Bill Clinton Admits He Made One Huge Mistake During His Presidency
On Wednesday, former president Bill Clinton admitted to making a major error as president. Speaking at the NAACP's annual convention just one day after President Barack Obama delivered a speech calling for comprehensive criminal justice reform, Clinton confessed that his own criminal justice policies had contributed to the very problem that Obama deemed a tremendous force of oppression.
"I signed a bill that made the problem worse. And I want to admit it," Clinton said during his remarks, according to Politico.
Clinton claimed that his major 1994 federal crime bill was a well-meaning attempt to bring down high crime rates, but that it backfired.
"In that bill, there were longer sentences and most of these people are in prison under state law, but the federal law set a trend. And that was overdone, we were wrong about that," Clinton said. "The good news is we had the biggest drop in crime in history... The bad news is we had a lot of people who were essentially locked up who were minor actors for way too long."
Clinton's mea culpa is a yet another sign of the changing times.

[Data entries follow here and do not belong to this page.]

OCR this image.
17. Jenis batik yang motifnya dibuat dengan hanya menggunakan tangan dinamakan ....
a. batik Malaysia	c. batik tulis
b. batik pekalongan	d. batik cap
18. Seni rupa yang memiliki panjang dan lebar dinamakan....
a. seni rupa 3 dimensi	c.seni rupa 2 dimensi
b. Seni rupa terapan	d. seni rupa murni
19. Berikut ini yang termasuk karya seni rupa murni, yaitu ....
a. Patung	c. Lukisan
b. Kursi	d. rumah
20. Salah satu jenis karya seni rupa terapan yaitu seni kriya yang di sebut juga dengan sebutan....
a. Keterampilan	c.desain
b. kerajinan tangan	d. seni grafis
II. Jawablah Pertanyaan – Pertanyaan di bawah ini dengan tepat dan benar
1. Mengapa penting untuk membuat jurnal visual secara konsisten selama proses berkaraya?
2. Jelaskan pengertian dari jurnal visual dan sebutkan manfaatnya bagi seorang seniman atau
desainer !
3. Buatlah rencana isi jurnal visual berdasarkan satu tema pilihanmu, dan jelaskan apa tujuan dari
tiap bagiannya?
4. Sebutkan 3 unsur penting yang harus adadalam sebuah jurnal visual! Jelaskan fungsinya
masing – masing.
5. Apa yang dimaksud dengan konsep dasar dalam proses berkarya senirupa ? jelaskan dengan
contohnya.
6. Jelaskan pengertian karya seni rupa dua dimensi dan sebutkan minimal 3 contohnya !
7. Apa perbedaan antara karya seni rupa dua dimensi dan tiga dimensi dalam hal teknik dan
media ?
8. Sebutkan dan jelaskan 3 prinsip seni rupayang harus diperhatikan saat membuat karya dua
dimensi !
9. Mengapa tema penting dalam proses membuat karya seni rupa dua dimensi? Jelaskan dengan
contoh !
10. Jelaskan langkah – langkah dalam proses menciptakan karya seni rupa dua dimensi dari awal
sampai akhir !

In the 1990s, Clinton's support for severe sentencing policies was uncontroversial, an expression of a tough-on-crime status quo that prevailed among both Democrats and Republicans. But today, politicians on both sides of the aisle have recognized mass incarceration as an urgent problem.
What did the crime bill do? In 1994, Clinton signed the Violent Crime Control and Law Enforcement Act, which accelerated the country's emergence as the most voracious incarcerator in the world — today the U.S. has 5% of the world's population, but a quarter of its prisoners.
The law put 100,000 new police officers on the streets, funded close to $10 billion in prison construction, expanded the death penalty and created a number incentives for states to impose harsher prison sentences. The policy offered federal money to states for prison construction, but only if they adopted "truth in sentencing" laws that lengthened prison time by reducing or eliminating parole. It included mandatory minimum sentences and the notorious "three strikes" provision, which meant that someone convicted of a violent felony after two previous convictions — which could be drug crimes — was given a life sentence. And it did away with federal Pell grants to assist prisoner education.
Clinton's suggestion that the crime bill was responsible for a historic reduction in crime is also controversial. While there's evidence that incarcerating people who are a threat to society can be effective in making everyone safer, social scientists have not established a strong causal link between mass incarceration and the massive decline in crime. A decline in lead poisoning, aging patterns, changing urban geography, legalized abortion and countless other explanations have been floated as possible factors that contributed to the crime ebb. There's also the fact that most other affluent democracies have managed to maintain lower crime rates than the U.S. without a regime of mass incarceration or invasive policing.
What it means for 2016: Criminal justice reform is a point that Hillary Clinton has decided to make a point of championing in her presidential campaign. Clinton was generally supportive of her husband's policies in the 1990s and called for more prisons and harsher sentences while first lady. But during her current campaign, she has backed the reversal of the policies that her husband was involved in engineering, and has declared it time to "end of the era of mass incarceration."
If Clinton does in fact end up in the White House, one of her most popular mandates may be to make amends for the last time she was there.